Dans un autre récit, nous l’avons vue à l’œuvre. Nous savons jusqu’à quel degré d’héroïsme et d’abnégation sa générosité pouvait être poussée.

Mais l’or est un diable ou, à tout le moins, il y a un diable dans l’or. L’ancienne maman Léo appartenait à ce petit peuple des artistes forains, si mal connu, qui vit matériellement de pain sec et d’eau-de-vie, moralement de féeries et d’invraisemblances, brillantes comme des découpures du soleil.

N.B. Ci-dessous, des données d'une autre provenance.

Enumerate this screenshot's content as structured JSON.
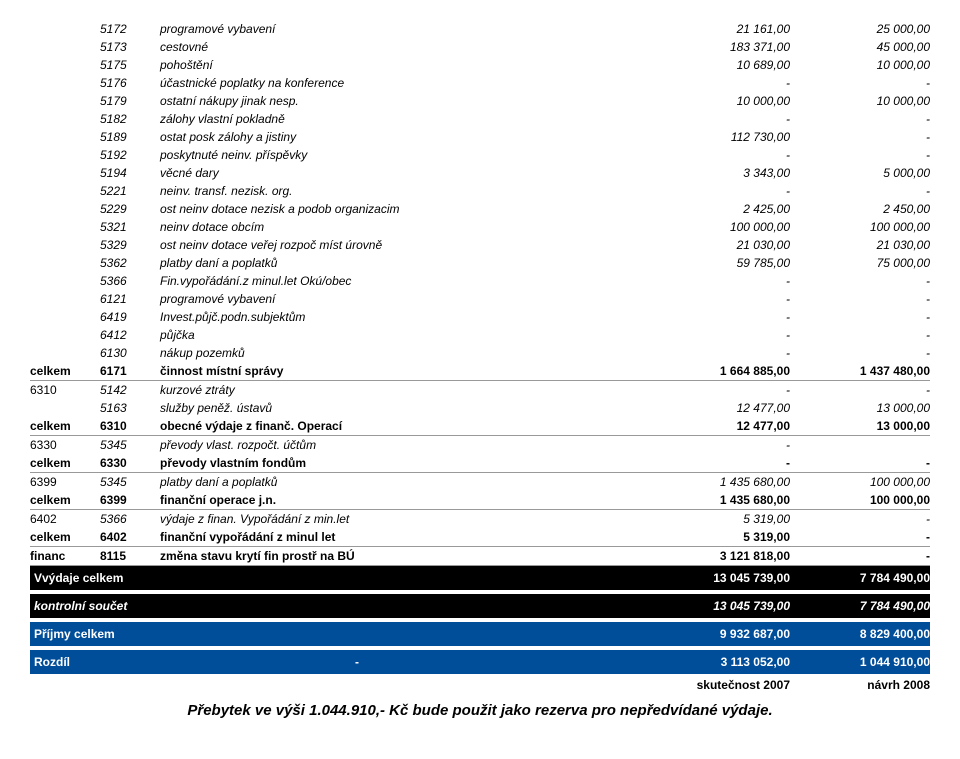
{
  "rows": [
    {
      "code": "5172",
      "desc": "programové vybavení",
      "v1": "21 161,00",
      "v2": "25 000,00",
      "italic": true
    },
    {
      "code": "5173",
      "desc": "cestovné",
      "v1": "183 371,00",
      "v2": "45 000,00",
      "italic": true
    },
    {
      "code": "5175",
      "desc": "pohoštění",
      "v1": "10 689,00",
      "v2": "10 000,00",
      "italic": true
    },
    {
      "code": "5176",
      "desc": "účastnické poplatky na konference",
      "v1": "-",
      "v2": "-",
      "italic": true
    },
    {
      "code": "5179",
      "desc": "ostatní nákupy jinak nesp.",
      "v1": "10 000,00",
      "v2": "10 000,00",
      "italic": true
    },
    {
      "code": "5182",
      "desc": "zálohy vlastní pokladně",
      "v1": "-",
      "v2": "-",
      "italic": true
    },
    {
      "code": "5189",
      "desc": "ostat posk zálohy a jistiny",
      "v1": "112 730,00",
      "v2": "-",
      "italic": true
    },
    {
      "code": "5192",
      "desc": "poskytnuté neinv. příspěvky",
      "v1": "-",
      "v2": "-",
      "italic": true
    },
    {
      "code": "5194",
      "desc": "věcné dary",
      "v1": "3 343,00",
      "v2": "5 000,00",
      "italic": true
    },
    {
      "code": "5221",
      "desc": "neinv. transf. nezisk. org.",
      "v1": "-",
      "v2": "-",
      "italic": true
    },
    {
      "code": "5229",
      "desc": "ost neinv dotace nezisk a podob organizacim",
      "v1": "2 425,00",
      "v2": "2 450,00",
      "italic": true
    },
    {
      "code": "5321",
      "desc": "neinv dotace obcím",
      "v1": "100 000,00",
      "v2": "100 000,00",
      "italic": true
    },
    {
      "code": "5329",
      "desc": "ost neinv dotace veřej rozpoč míst úrovně",
      "v1": "21 030,00",
      "v2": "21 030,00",
      "italic": true
    },
    {
      "code": "5362",
      "desc": "platby daní a poplatků",
      "v1": "59 785,00",
      "v2": "75 000,00",
      "italic": true
    },
    {
      "code": "5366",
      "desc": "Fin.vypořádání.z minul.let Okú/obec",
      "v1": "-",
      "v2": "-",
      "italic": true
    },
    {
      "code": "6121",
      "desc": "programové vybavení",
      "v1": "-",
      "v2": "-",
      "italic": true
    },
    {
      "code": "6419",
      "desc": "Invest.půjč.podn.subjektům",
      "v1": "-",
      "v2": "-",
      "italic": true
    },
    {
      "code": "6412",
      "desc": "půjčka",
      "v1": "-",
      "v2": "-",
      "italic": true
    },
    {
      "code": "6130",
      "desc": "nákup pozemků",
      "v1": "-",
      "v2": "-",
      "italic": true
    },
    {
      "group": "celkem",
      "code": "6171",
      "desc": "činnost místní správy",
      "v1": "1 664 885,00",
      "v2": "1 437 480,00",
      "subtotal": true
    },
    {
      "group": "6310",
      "code": "5142",
      "desc": "kurzové ztráty",
      "v1": "-",
      "v2": "-",
      "italic": true
    },
    {
      "code": "5163",
      "desc": "služby peněž. ústavů",
      "v1": "12 477,00",
      "v2": "13 000,00",
      "italic": true
    },
    {
      "group": "celkem",
      "code": "6310",
      "desc": "obecné výdaje z finanč. Operací",
      "v1": "12 477,00",
      "v2": "13 000,00",
      "subtotal": true
    },
    {
      "group": "6330",
      "code": "5345",
      "desc": "převody vlast. rozpočt. účtům",
      "v1": "-",
      "v2": "",
      "italic": true
    },
    {
      "group": "celkem",
      "code": "6330",
      "desc": "převody vlastním fondům",
      "v1": "-",
      "v2": "-",
      "subtotal": true
    },
    {
      "group": "6399",
      "code": "5345",
      "desc": "platby daní a poplatků",
      "v1": "1 435 680,00",
      "v2": "100 000,00",
      "italic": true
    },
    {
      "group": "celkem",
      "code": "6399",
      "desc": "finanční operace j.n.",
      "v1": "1 435 680,00",
      "v2": "100 000,00",
      "subtotal": true
    },
    {
      "group": "6402",
      "code": "5366",
      "desc": "výdaje z finan. Vypořádání z min.let",
      "v1": "5 319,00",
      "v2": "-",
      "italic": true
    },
    {
      "group": "celkem",
      "code": "6402",
      "desc": "finanční vypořádání z minul let",
      "v1": "5 319,00",
      "v2": "-",
      "subtotal": true
    },
    {
      "group": "financ",
      "code": "8115",
      "desc": "změna stavu krytí fin prostř na BÚ",
      "v1": "3 121 818,00",
      "v2": "-",
      "subtotal": true
    }
  ],
  "summary": [
    {
      "label": "Vvýdaje celkem",
      "v1": "13 045 739,00",
      "v2": "7 784 490,00",
      "style": "black"
    },
    {
      "label": "kontrolní součet",
      "v1": "13 045 739,00",
      "v2": "7 784 490,00",
      "style": "kontrol"
    },
    {
      "label": "Příjmy celkem",
      "v1": "9 932 687,00",
      "v2": "8 829 400,00",
      "style": "blue"
    },
    {
      "label": "Rozdíl",
      "mid": "-",
      "v1": "3 113 052,00",
      "v2": "1 044 910,00",
      "style": "blue"
    }
  ],
  "labels": {
    "l1": "skutečnost 2007",
    "l2": "návrh 2008"
  },
  "footnote": "Přebytek ve výši 1.044.910,- Kč bude použit jako rezerva pro nepředvídané výdaje."
}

Là, on se jette à corps perdu dans l’ivresse et dans le merveilleux, parce que le sang-froid est la misère et la réalité, la douleur.

Mme Canada était prise deux fois en écoutant les divagations de cette plaidoirie : elle était prise par le merveilleux, elle était prise par l’ivresse.

L’ivresse venait de l’or accumulé qui remuait et tintait au fond de ce récit comme dans une cave où quelque manouvrier mystérieux aurait remué les millions à la pelle ; le merveilleux, c’était le drame qui se jouait autour du trésor, sorte de pôle fatal vers lequel se précipitaient tant de marionnettes aimantées.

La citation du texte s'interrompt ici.